Taste by Mickie B. Ashling
Aug. 9th, 2014 07:57 pm
My rating: 2 of 5 stars
DNF halfway through. Why yes, I'm cleaning out my unfinished books, how can you tell?
M/M that I started out quite liking. Contemporary romance/drama set around a huge Chicago food festival. But then we got to the kink.
Look, here's the thing. A lot of M/M subscribes to the notion that what you are is how you fuck. You know, the smaller dude always enjoys being overpowered, that sort of thing.

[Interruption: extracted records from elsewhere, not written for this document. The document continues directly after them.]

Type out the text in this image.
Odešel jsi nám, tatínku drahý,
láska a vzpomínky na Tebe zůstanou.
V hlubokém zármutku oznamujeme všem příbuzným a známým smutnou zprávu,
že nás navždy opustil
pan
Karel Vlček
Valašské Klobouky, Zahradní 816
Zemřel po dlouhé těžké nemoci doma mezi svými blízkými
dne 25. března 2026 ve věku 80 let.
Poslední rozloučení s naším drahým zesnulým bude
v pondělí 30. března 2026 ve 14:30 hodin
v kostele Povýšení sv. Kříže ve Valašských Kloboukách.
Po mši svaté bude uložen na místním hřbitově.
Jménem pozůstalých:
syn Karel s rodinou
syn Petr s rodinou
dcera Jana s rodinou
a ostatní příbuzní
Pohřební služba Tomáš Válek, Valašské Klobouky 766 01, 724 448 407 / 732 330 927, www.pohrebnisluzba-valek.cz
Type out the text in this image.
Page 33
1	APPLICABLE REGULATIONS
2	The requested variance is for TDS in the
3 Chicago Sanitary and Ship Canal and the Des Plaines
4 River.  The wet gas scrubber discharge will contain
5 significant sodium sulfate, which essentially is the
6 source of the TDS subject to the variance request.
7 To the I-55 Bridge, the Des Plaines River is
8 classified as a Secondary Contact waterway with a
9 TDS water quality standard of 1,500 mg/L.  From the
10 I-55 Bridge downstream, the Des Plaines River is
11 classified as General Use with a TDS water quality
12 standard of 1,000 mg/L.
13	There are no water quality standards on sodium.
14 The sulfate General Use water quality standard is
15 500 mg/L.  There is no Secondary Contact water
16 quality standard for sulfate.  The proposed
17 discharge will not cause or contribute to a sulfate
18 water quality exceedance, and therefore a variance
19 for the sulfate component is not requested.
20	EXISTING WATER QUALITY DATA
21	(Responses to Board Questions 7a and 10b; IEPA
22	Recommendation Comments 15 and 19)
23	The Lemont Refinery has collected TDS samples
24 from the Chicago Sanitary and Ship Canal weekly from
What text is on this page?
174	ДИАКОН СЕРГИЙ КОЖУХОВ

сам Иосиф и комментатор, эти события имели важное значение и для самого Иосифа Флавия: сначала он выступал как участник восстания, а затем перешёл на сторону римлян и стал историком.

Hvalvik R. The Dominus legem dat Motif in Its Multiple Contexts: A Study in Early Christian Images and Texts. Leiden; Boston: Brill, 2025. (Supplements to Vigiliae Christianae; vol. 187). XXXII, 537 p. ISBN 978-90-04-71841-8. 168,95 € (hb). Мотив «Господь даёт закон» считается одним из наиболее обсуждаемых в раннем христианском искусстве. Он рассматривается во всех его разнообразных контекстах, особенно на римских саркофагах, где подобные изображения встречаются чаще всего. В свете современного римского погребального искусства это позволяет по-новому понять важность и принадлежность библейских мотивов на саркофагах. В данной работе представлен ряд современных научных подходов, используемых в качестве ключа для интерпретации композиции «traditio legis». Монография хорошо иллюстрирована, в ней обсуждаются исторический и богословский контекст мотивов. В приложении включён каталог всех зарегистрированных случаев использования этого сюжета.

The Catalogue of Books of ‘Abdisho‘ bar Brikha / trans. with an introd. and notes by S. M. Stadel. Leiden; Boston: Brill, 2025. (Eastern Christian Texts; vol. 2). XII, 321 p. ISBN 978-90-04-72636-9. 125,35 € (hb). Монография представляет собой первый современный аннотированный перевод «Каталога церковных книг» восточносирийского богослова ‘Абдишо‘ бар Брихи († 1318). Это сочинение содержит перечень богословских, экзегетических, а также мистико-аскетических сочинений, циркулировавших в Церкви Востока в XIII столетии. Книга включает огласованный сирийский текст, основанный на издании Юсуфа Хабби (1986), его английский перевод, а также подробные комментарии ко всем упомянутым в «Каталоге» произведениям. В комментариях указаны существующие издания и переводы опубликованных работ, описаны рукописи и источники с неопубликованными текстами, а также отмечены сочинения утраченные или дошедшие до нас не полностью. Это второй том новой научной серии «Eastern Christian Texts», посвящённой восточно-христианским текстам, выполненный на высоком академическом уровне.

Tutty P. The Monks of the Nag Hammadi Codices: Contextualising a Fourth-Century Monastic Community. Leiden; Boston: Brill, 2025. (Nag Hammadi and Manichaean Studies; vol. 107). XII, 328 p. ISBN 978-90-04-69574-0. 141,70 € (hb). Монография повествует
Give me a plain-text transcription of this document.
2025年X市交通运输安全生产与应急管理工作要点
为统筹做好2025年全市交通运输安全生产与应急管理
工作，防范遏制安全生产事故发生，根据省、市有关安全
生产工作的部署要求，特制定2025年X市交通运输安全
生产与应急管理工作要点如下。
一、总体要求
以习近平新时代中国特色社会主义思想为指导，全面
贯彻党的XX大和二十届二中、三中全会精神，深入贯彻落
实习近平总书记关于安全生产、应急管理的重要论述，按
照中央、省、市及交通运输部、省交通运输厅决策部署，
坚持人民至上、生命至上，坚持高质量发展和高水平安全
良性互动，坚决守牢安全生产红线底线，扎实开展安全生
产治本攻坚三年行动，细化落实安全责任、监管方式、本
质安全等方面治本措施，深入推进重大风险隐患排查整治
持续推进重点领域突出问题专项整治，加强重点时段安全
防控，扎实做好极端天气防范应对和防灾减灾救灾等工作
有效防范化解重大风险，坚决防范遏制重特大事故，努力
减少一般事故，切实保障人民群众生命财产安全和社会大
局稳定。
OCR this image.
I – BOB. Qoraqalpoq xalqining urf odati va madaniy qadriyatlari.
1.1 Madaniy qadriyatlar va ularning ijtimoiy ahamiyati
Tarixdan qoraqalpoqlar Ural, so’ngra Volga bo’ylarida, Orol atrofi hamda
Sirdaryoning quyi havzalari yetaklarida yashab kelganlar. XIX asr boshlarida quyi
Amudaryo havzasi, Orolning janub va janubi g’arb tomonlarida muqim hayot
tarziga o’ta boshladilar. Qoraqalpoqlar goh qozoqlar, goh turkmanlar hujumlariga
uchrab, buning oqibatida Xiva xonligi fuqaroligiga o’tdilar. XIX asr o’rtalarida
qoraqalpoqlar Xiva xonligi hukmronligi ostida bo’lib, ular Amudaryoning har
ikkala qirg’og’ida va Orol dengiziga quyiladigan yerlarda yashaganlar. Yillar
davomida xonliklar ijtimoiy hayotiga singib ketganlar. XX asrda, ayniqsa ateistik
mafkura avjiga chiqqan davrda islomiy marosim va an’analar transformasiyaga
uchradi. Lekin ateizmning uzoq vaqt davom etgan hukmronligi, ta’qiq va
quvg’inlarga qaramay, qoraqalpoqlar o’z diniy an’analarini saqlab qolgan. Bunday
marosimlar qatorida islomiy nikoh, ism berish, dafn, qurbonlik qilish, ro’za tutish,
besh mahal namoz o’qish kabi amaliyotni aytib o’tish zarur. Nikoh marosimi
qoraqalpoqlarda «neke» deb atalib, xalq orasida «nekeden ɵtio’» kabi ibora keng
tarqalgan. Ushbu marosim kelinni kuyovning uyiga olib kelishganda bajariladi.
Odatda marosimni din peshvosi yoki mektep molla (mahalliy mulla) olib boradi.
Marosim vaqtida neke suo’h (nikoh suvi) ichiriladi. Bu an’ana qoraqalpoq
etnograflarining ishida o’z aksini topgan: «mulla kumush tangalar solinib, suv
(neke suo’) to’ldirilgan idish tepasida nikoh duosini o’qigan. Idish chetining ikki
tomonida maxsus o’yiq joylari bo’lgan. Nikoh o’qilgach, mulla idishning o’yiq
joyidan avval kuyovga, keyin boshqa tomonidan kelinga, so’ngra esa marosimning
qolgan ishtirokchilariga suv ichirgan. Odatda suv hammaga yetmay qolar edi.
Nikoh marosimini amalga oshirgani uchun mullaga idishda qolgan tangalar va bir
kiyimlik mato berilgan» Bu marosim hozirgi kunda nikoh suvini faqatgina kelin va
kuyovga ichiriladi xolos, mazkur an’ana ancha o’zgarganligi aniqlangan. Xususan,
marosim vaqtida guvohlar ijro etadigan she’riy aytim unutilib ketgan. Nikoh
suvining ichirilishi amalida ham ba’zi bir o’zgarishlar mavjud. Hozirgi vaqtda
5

Which is screwed up and uninteresting in equal degrees. But the thing is, you can't separate sex from character. And you definitely can't separate something as specific and personal as kink from character. I mean, you don't have to explain it, you don't have to draw nice straight lines from someone's specific trauma to why he likes asphyxiation. Really, it's better when you don't.
But kink doesn't happen in a vacuum. It's an expression of some really intense and fundamental emotions – desire sure, but also antipathy, pain, joy, you name it. The kinky person doesn't have to know why, but there is a why, and the shape of that why – often done in the negative spaces by the writers who are really good at this – is what makes the kink vital and interesting. Also hot. This stuff gets installed in us in, like, the root directories. It's so deep in the operating system that looking at it is also looking at how we function. Or don't.
Which is what makes it interesting. And thus why this book, which wandered along doing food festival/family things for a while, and then basically out-of-the-blue was all, hey, these dudes like to wear women's panties! was so, so boring. I don't care. This is the sort of writing about sex that is all bodies and no brains. Sex acts aren't by themselves hot. Personal, contextual sex acts can be blazing.
And thus endeth Light on kink. For today.